Ma anche il rilancio, come spesso gli accade, non fa che affondare Trump in una palude di contraddizioni sempre più profonda. Non solo perché l’idea del dazio in cambio di «protezione» – ammesso che Trump sia in grado di darla, dopo aver fallito per mesi – volta le spalle a ottant’anni di politica americana. Dal secondo dopoguerra gli Stati Uniti hanno mantenuto centinaia di basi militari nel mondo precisamente per garantire gli accordi internazionali che prevedono libero scambio e libertà di navigazione: un ruolo simile a quello della Gran Bretagna all’apice del suo impero nell’Ottocento. Era stato lo stesso segretario di Stato Marco Rubio a ricordare che «a nessun Paese è permesso di far pagare pedaggi o commissioni su una rotta internazionale», perché «questo dice il diritto internazionale stesso». Venti giorni dopo, il suo presidente annuncia esattamente questo.

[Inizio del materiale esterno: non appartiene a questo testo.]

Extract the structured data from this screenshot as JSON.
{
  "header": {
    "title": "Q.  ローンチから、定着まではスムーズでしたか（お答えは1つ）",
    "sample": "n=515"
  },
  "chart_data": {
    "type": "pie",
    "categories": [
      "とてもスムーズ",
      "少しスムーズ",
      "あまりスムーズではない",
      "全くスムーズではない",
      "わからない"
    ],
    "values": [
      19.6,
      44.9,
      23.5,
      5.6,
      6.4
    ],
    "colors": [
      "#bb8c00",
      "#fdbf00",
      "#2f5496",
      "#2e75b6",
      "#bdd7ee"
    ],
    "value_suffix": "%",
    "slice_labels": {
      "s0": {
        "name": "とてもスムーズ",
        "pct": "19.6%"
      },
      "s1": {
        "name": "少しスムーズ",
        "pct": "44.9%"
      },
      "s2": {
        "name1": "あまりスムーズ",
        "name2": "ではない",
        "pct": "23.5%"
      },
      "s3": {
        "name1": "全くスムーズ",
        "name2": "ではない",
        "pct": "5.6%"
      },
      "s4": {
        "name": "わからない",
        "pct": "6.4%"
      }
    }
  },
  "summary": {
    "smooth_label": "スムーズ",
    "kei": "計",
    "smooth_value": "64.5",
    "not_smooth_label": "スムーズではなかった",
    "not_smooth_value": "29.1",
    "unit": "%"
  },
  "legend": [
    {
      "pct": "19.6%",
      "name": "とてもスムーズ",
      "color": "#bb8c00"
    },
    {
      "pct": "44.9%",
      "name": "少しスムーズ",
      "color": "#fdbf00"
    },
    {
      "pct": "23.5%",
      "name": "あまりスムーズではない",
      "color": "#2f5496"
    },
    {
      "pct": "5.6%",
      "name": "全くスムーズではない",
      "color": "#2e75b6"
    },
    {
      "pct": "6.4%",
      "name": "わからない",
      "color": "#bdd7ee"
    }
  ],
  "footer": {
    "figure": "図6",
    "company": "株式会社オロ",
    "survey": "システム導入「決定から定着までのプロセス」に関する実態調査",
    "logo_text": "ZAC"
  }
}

C’è però una contraddizione anche più carica di conseguenze, subito colta da Abbas Araghchi. Ha scritto ieri sera in un post su X il ministro degli Esteri di Teheran, facendosi beffe di Trump: «Il presidente degli Stati Uniti ha assolutamente ragione. Chiunque fornisca un passaggio sicuro alle navi commerciali attraverso Hormuz dev’essere compensato per questo servizio. L’Iran è sempre stato il guardiano dello Stretto e lo resterà per sempre. Il 20% (chiesto da Trump, ndr ) è ovviamente troppo. Noi saremo corretti». Certo ora il tycoon potrà fare retromarcia, come spesso gli accade. Ma ciò che ha scritto resta: la pretesa dei dazi nelle acque internazionali è ormai legittimata dall’egemone del post-Guerra fredda. Perché da domani l’Iran dovrebbe smettere di pensarci nel Golfo, la Russia nell’Artico, la Cina a Taiwan o la Turchia sul Bosforo?